Furthermore, the Rust syntax has the advantage that hints can be provided for the compiler to indicate reference validity. For example, if this is being done in a fully-Rust codebase to which the compiler has full source code access, it may be able to trace the path of reference travel from registration through retrieval. In the case of black-box foreign functions, it may be possible to add annotations to the functions that give out and receive these references, so that the compiler will assume that any received references are identical to those handed out and that it can link them for checking type and lifetime validity.

Example syntax:

struct Bar { /* ... */ }
pub struct Foo {
  name: String,
  bar: Bar,
  id: i32,
  bar2: Bar,
}
extern {
  #[ref_send(Foo)]
  fn register_bar(&Bar);
  #[ref_send(Foo)]
  fn register_bar2(&Bar);
}

static foos: [Foo; 16];

for foo in &foos {
  register_bar(&foo.bar);
  register_bar2(&foo.bar2);
}

//  later

#[ref_recv(Foo)]
fn do_thing(rbar: &Bar) {
  let rfoo: &Foo = &Foo { bar: *rbar, .. };
}
#[ref_recv(Foo)]
fn do_other_thing(rbar: &Bar) {
  let rfoo: &Foo = &Foo { bar2: *rbar, .. };
}

The #[ref_send(Type)] markers inform the compiler that while the base type check of the functions indicates that they send out references to child types, those references are statically known to refer to objects embedded in a larger type. It is therefore an error to invoke these functions with an &Bar reference that the compiler can show is not embedded in a Foo instance.

The #[ref_recv(Type)] markers inform the compiler that while the base type check of the function indicates that they receive a reference to some child type, that reference is statically known (presuming correctness in the travel path) to refer to objects embedded in a larger type.

This behavior is required to be marked unsafe when these markers cannot be provided, and may still require an unsafe marker even with them present. It cannot ever be assumed to be safe by default, as a black box function cannot be proven to provide valid references even if our code appears to distribute valid references.

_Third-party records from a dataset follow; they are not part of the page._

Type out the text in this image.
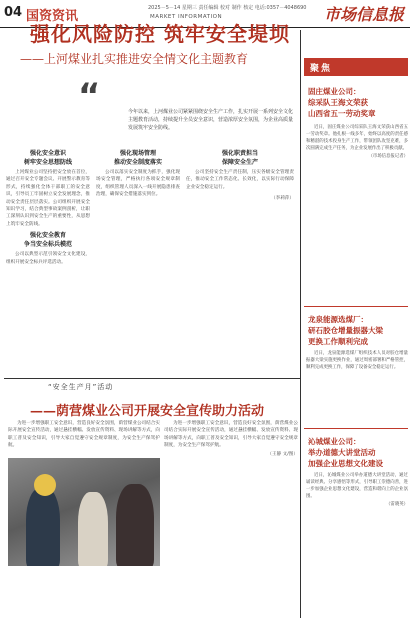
04 国资资讯
2025－5－14 星期三 责任编辑 校对 制作 核定 电话:0357－4048690
MARKET INFORMATION	市场信息报
强化风险防控 筑牢安全堤坝
——上河煤业扎实推进安全情文化主题教育
“	今年以来，上河煤业公司紧紧围绕安全生产工作，扎实开展一系列安全文化主题教育活动，持续提升全员安全意识，营造浓厚安全氛围，为企业高质量发展筑牢安全防线。
强化安全意识
树牢安全思想防线

上河煤业公司坚持把安全放在首位，通过召开安全专题会议、开展警示教育等形式，持续强化全体干部职工的安全意识，引导员工牢固树立安全发展理念，推动安全责任层层落实。公司组织开展安全知识学习，结合典型事故案例剖析，让职工深刻认识到安全生产的重要性，从思想上筑牢安全防线。

强化安全教育
争当安全标兵模范

公司以典型示范引领安全文化建设，组织开展安全标兵评选活动。

强化现场管理
推动安全制度落实

公司以落实安全制度为抓手，强化现场安全管理，严格执行各项安全规章制度，组织管理人员深入一线开展隐患排查治理，确保安全措施落实到位。

强化职责担当
保障安全生产

公司坚持安全生产责任制，压实各级安全管理责任，推动安全工作常态化、长效化，以实际行动保障企业安全稳定运行。

（李莉萍）

“安全生产月”活动
——荫营煤业公司开展安全宣传助力活动

为进一步增强职工安全意识，营造良好安全氛围，荫营煤业公司结合实际开展安全宣传活动，通过悬挂横幅、发放宣传资料、现场讲解等方式，向职工普及安全知识，引导大家自觉遵守安全规章制度，为安全生产保驾护航。

为进一步增强职工安全意识，营造良好安全氛围，荫营煤业公司结合实际开展安全宣传活动，通过悬挂横幅、发放宣传资料、现场讲解等方式，向职工普及安全知识，引导大家自觉遵守安全规章制度，为安全生产保驾护航。

（王静 文/图）

聚焦
固庄煤业公司：
综采队王海文荣获
山西省五一劳动奖章

近日，固庄煤业公司综采队王海文荣获山西省五一劳动奖章。他扎根一线多年，始终以高度的责任感和精湛的技术投身生产工作，带领团队攻坚克难，多次圆满完成生产任务，为企业发展作出了积极贡献。

（市场信息报记者）

龙泉能源选煤厂：
研石胶仓增量振器大梁
更换工作顺利完成

近日，龙泉能源选煤厂组织技术人员对胶仓增量振器大梁实施更换作业，通过周密部署和严格管控，顺利完成更换工作，保障了设备安全稳定运行。

沁城煤业公司：
举办道德大讲堂活动
加强企业思想文化建设

近日，沁城煤业公司举办道德大讲堂活动，通过诵读经典、分享感悟等形式，引导职工崇德向善，进一步加强企业思想文化建设，营造和谐向上的企业氛围。

（雷晓英）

The compiler can then (reasonably) safely permit construction of a reference to the enclosing type using the given pattern. This even permits correct reconstruction when the enclosing type has more than one element of a given type, as shown. We specify which field of the parent type is referred to by our given reference, and the compiler will backsolve the struct pattern to make everything work out.

Internally, when the compiler builds a struct it must know the size, alignment, and offset of each member field in order to permit member access. This means that it can solve the layout in reverse: given the address of a member and the full layout information of the parent type containing that member, it can solve the memory layout of the parent instance that will satisfy the constraint of a member instance at a fixed location.

Summary

Access to the interior of structs is a necessary part of systems programming. C permits, and many environments make use of, the ability to upcast pointers from a child element to its owning type by taking the difference of the interior pointer and the offset from the start of its owning type. This is implicit when working with the zeroth element in C types due to C’s fixed memory model.

Such behavior is highly dangerous and brittle, however necessary it may be. In Rust’s mission to add safety to systems programming and to tread cautiously in all places where C has rushed in, Rust will likely need to support this kind of upcasting from a child reference to a parent reference.

Rust already has the foundations laid in both its syntax and its compiler mechanisms to add sanity guards to this behavior. The use of patterns in syntax permit powerful and safe abstractions of the child/parent relationship in source code, and the compiler’s ability to trace reference and lifetime status, combine to create a rich potential for managed data structure punning. If implemented, the end result should rival C in performance, and absolutely surpass it in expressiveness and safety.